E secondo lei l’Italia è pronta per una riscrittura così radicale delle regole del gioco? Non c’è il pericolo di intaccare il sistema democratico? «Ho visto che le forze politiche si stanno mostrando pronte, e soprattutto nella sinistra riformista, quella genuinamente socialdemocratica, questa percezione ormai è chiara. E cioè che l’Italia è matura per una riforma semipresidenziale. Naturalmente ad un intervento del genere occorre affiancare due altri capitoli. Il primo attiene direttamente al presidente della Repubblica eletto dal popolo che è anche capo del governo: una rivisitazione della legge sul conflitto di interessi; il secondo riguarda una legge elettorale che dia stabilità al Parlamento in modo che la sera stessa delle elezioni si sappia chi è il presidente ed un Parlamento eletto con un sistema uninominale a doppio turno. Così i cittadini saprebbero con assoluta chiarezza chi governa e chi è all’opposizione per tutta la legislatura. Questo pacchetto complessivo di riforme così articolato è l’unica strada per evitare il rischio di un intervento tampone». 

A suo avviso i 18 mesi che, d’intesa con Napolitano, il premier Letta ha indicato sono un tempo congruo o, in realtà, è un termine velleitario? «Penso siano un tempo congruo, che rende credibile lo sforzo riformatore in atto. Evidentemente abbiamo la necessità di accelerare la messa in funzione della Commissione dei 40 e del comitato di esperti che affiancherà il presidente del Consiglio. Penso che proprio l’esigenza di impedire provvedimenti tampone suggerisca di evitare sia l’accelerazione eccessiva dei tempi, che può portare a risultati non desiderati, sia l’eccessiva diluizione. Per intenderci: se si dicesse facciamo tutto in sei mesi, non sarebbe un impegno credibile e idem se invece si dicesse che serve un’intera legislatura. I diciotto mesi indicano una scadenza possibile e affidabile». 

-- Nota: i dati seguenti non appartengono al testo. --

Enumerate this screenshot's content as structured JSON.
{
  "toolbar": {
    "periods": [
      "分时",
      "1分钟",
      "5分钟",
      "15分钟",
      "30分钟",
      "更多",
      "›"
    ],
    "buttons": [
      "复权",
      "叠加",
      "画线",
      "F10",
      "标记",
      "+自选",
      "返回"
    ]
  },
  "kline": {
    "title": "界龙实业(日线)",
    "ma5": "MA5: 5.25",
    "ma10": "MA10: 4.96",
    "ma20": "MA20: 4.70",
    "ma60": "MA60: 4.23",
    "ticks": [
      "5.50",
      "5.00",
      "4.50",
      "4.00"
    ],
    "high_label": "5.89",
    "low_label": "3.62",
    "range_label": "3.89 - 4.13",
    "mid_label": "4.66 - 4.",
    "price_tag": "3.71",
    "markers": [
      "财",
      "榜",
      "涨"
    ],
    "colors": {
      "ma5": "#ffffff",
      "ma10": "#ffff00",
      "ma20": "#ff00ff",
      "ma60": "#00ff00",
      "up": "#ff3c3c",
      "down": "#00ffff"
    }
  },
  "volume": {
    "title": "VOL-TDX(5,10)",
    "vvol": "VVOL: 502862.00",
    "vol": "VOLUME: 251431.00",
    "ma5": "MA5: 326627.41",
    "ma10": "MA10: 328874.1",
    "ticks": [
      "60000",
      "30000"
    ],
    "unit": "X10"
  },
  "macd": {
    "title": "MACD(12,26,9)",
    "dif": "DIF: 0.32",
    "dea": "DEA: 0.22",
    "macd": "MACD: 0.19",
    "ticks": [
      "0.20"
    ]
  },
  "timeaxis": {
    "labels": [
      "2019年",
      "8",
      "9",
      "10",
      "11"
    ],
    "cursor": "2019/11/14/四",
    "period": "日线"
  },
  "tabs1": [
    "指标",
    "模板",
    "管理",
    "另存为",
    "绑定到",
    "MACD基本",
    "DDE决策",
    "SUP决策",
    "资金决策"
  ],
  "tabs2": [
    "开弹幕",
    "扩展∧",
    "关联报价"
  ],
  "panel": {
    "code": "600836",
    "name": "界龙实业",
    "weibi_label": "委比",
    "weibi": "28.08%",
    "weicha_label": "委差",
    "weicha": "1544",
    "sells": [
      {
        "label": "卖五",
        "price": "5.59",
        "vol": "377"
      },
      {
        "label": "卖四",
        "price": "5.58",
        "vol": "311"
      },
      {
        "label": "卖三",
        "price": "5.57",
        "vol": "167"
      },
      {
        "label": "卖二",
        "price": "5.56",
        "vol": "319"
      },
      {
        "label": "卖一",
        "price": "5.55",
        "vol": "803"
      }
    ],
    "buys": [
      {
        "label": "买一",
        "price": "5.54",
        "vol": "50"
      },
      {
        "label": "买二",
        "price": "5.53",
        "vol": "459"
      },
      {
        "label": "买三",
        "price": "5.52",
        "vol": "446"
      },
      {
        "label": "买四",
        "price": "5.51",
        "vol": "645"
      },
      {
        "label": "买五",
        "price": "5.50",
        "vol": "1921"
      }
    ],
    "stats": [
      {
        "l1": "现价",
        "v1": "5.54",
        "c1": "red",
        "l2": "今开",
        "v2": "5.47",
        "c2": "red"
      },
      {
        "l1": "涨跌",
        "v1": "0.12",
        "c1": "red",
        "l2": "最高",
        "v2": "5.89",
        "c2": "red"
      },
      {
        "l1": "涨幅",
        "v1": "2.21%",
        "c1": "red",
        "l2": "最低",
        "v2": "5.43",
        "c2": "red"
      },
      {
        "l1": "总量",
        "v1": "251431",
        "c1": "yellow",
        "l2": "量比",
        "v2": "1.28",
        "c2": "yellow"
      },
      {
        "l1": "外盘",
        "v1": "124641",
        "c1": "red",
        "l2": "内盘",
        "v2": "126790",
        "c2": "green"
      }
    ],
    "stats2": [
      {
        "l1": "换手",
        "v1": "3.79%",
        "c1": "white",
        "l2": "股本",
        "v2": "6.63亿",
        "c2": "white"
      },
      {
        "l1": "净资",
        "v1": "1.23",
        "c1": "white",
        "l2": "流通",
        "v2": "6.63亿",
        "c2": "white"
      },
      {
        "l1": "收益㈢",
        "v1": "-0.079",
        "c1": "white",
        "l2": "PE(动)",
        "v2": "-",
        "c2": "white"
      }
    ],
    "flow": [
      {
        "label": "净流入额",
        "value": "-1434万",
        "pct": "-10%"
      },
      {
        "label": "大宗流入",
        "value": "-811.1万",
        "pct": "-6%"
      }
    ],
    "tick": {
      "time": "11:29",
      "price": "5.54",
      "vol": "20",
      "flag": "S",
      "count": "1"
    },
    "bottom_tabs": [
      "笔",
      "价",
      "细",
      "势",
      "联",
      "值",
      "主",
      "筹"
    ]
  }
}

Fu lei a portare all’approvazione la legge sul conflitto di interessi. Se passa il presidenzialismo bisogna cambiarla? E come? «Io penso questo: se davvero arrivassimo all’elezione diretta del presidente della Repubblica, dovremmo bilanciare quello che potrebbe essere un eccesso di leaderismo, un sentirsi cioè meno legato all’obbligo di ogni servitore pubblico: mettere davanti a tutto l’interesse pubblico e non quelli privati. Si dovrebbe aprire un confronto. A mio avviso la strada migliore è quella di un blind trust obbligatorio e totale. Perché il sistema americano prevede l’assoluta cecità del trust e l’impossibilità di ritornare al patrimonio originario? Proprio perché il presidente degli Usa è eletto direttamente dal popolo e assolutamente non può sentirsi legibus solutus, ossia non soggetto alla legge. Una norma aggravata sul conflitto di interesse è il reminder al presidente eletto che sì è eletto dal popolo ma prima ancora di quella elezione ci sono regole da osservare non scritte per lui ma per chiunque vada al Quirinale. Non mi pare invece praticabile la strada, come precondizione della candidatura, dell’obbligo di vendita forzosa del patrimonio».